It might just be me — and that’s not at all unlikely — but I can’t say for sure.
What I mean is, it’s clear that Christopher Hebert is a novelist in every sense of the word. He has the proper ambition and, with his hefty debut novel The Boiling Season, has found a subject worthy of that ambition. The story is centered around Alexandre, a lifelong slum-dweller who has always dreamed of being more than he’s destined to become in the Caribbean ghetto. Through determination and work ethic, he moves up the ranks of servile positions until he is the estate manager for Madame Freeman, a white American woman who buys a long-decrepit jungle preserve outside the city and intends to turn it into a jet-setting resort. This she does, although it is plan that the city and its myriad corrosive problems cannot be kept out by a gate — particularly when the oppressed masses from the slums are the very people keeping guard of the estate that mocks them with its opulent excess. Soon Alexandre’s job title transforms from estate manager to its protector, and finally he must confront the idea that anything so anomalous can (or should) be safeguarded for its own sake, when the costs of doing so become increasingly dear.
I am glad and appreciative of an author who can bring these topics to light: constant political corruption, the endless string of disappointment for the island people seemingly born into this world to be marginalized in every form, and the hopelessness of forces either within or without that nation to do much of anything to prevent what history is doomed to repeat over and over again. It’s a book that asks us upon what our values pivot, and whether we would do as Alexandre does. Would we try to save the one last gleaming piece of existing island paradise that is perfect when untouched, but ultimately artificial in its beauty and preservation? Or would we concede that such preservation is inherently dishonest — that the revolving door of the past must be accepted as fact if we hope to make any difference?

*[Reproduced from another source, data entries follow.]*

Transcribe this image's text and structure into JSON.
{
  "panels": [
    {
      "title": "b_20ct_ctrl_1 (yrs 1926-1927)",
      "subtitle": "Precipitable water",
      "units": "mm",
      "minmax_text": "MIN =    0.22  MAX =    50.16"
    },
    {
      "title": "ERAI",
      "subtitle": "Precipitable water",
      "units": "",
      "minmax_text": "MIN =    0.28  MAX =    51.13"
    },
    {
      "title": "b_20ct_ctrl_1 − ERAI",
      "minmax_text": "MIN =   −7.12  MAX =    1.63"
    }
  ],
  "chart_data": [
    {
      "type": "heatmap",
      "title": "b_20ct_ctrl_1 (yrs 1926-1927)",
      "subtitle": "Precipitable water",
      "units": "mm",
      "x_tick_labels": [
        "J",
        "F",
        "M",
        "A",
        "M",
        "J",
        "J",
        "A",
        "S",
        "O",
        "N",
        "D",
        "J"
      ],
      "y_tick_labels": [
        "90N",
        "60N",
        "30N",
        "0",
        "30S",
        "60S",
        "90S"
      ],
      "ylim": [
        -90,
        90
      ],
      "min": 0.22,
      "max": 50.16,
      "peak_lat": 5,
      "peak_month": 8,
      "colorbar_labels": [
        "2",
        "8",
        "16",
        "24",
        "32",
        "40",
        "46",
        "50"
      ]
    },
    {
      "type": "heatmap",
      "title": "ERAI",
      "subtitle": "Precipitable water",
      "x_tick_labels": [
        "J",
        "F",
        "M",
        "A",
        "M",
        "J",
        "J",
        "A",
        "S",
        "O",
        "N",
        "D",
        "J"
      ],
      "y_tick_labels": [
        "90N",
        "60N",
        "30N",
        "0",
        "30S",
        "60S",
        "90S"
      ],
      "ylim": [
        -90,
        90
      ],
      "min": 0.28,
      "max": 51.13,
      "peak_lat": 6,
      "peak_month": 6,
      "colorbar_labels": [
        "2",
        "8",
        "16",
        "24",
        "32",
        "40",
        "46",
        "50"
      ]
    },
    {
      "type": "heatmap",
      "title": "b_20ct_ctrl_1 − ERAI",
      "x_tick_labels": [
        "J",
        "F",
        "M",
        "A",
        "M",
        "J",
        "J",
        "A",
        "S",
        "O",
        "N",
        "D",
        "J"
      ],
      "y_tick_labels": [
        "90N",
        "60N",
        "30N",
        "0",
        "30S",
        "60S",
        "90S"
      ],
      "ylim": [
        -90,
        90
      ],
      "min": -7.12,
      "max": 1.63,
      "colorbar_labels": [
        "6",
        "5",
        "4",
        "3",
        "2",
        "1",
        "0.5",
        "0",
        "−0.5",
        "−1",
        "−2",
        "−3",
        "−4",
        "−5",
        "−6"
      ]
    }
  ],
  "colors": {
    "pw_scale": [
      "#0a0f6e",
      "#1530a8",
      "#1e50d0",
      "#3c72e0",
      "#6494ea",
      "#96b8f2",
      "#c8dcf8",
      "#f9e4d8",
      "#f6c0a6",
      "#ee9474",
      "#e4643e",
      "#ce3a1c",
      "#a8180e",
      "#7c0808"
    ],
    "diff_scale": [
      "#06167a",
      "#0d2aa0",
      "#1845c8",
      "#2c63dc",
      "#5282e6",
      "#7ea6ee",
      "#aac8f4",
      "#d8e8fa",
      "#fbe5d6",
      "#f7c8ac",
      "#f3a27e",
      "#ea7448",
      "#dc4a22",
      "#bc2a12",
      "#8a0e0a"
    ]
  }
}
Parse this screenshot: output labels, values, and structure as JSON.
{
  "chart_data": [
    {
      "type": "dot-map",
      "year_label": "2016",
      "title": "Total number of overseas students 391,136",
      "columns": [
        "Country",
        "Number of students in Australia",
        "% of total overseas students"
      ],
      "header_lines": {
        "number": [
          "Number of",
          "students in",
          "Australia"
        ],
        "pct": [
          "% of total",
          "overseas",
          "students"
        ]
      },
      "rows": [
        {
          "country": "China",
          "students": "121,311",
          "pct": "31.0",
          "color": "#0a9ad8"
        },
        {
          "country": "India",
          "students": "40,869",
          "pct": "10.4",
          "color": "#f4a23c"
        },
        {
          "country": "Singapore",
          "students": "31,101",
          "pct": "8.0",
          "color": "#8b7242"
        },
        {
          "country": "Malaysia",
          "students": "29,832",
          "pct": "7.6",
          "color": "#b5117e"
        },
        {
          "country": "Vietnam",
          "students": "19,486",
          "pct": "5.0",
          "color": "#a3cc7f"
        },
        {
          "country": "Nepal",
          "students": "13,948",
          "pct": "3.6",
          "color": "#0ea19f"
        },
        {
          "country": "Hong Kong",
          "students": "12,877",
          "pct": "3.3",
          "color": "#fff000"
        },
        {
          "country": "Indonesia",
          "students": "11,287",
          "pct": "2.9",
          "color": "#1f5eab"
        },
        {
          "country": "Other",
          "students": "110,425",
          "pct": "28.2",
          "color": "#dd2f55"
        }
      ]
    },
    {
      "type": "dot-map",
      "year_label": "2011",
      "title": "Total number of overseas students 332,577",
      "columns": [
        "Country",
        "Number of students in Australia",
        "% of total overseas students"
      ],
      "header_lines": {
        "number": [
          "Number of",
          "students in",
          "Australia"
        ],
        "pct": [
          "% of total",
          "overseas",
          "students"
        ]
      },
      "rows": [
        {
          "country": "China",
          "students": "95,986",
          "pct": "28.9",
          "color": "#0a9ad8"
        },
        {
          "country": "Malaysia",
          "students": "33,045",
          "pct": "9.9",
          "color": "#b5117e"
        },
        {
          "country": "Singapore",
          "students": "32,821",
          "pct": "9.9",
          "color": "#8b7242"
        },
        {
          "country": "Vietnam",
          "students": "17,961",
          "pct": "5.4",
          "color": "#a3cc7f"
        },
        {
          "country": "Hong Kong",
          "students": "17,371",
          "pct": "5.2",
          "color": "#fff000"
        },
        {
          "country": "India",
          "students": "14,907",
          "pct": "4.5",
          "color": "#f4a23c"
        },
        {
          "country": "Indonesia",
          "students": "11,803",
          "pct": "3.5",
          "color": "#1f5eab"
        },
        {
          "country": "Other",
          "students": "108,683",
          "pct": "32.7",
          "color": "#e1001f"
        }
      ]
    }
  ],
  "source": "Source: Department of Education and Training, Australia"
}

Here’s where it might only be me. I’m pleased with what Hebert has undertaken. Someone, after all, should be writing this way about a suffering we’re inclined to lose consciousness of. But the way the story is fed to us via Alexandre, I could never quite get beyond the idea that the book was written in order to present the conundrums of this island. Which isn’t a fault in itself, but as a reader, I was always seeing the scaffolding from the start. I was always a step ahead, figuring out whole pages or chapters in advance what would happen, and tapped my watch impatiently as Alexandre struggled to figure it all out, the manor crumbling around him. It’s a 400-plus page novel, and books of that size obviously won’t be constant action, nor is it Hebert’s style to write that way. His is a debut that centers around the conveyance of a message and an ultimatum, and in this way he excels. But Alexandre, who we see from ages 20 to 50, does not grow proportionately to his decades of aging. Instead, his moments of enlightenment feel a bit manufactured to serve the plot. His slow shift from insider to outsider in interactions with his former friends and neighbors is handled beautifully. However, when he becomes a stand-in father figure toward one of the slum-dwellers, Hector, the development of their relationship is not shown to us as much as summarized, seemingly because it’s easier to convince us of what we don’t get to see. Same goes for Alexandre’s newfound friendships, love interests, etc. With the lack of dynamic personality he suffers, I can’t accurately picture what these conversions look or feel like. At first I thought that a third-person narration tighten these gaps, it’s clear to me now that this story is, and can only be, Alexandre’s. I just wish his moments of dialogue, inner thought, and correspondence were less wooden.
So while it might just be me, I’m happy to say — and I’m not the first — that Hebert’s debut is a sign of good things to come. His prose is the type that can find a vast audience, that can wake people up to things and make those truths a beautiful and haunting place to wake up in.
And that was the moment I began to laugh…I was laughing because laughing was always what I had imagined them doing, the ghosts and descendants of everyone who had arrived upon our shores as conquerors and left in defeat, who spend the rest of their lives and centuries watching us crumble and destroy ourselves… I laughed now to think of the countless times I had asked myself, how could all of this not serve as proof to them of how right they had been in their efforts to subdue us? See, I had imagined them chuckling, do you see what barbarians they are?
Read The Boiling Season to be shaken, and read it to be put to work on feeling, as any solid narrative will disseminate, a particular and stirring awareness.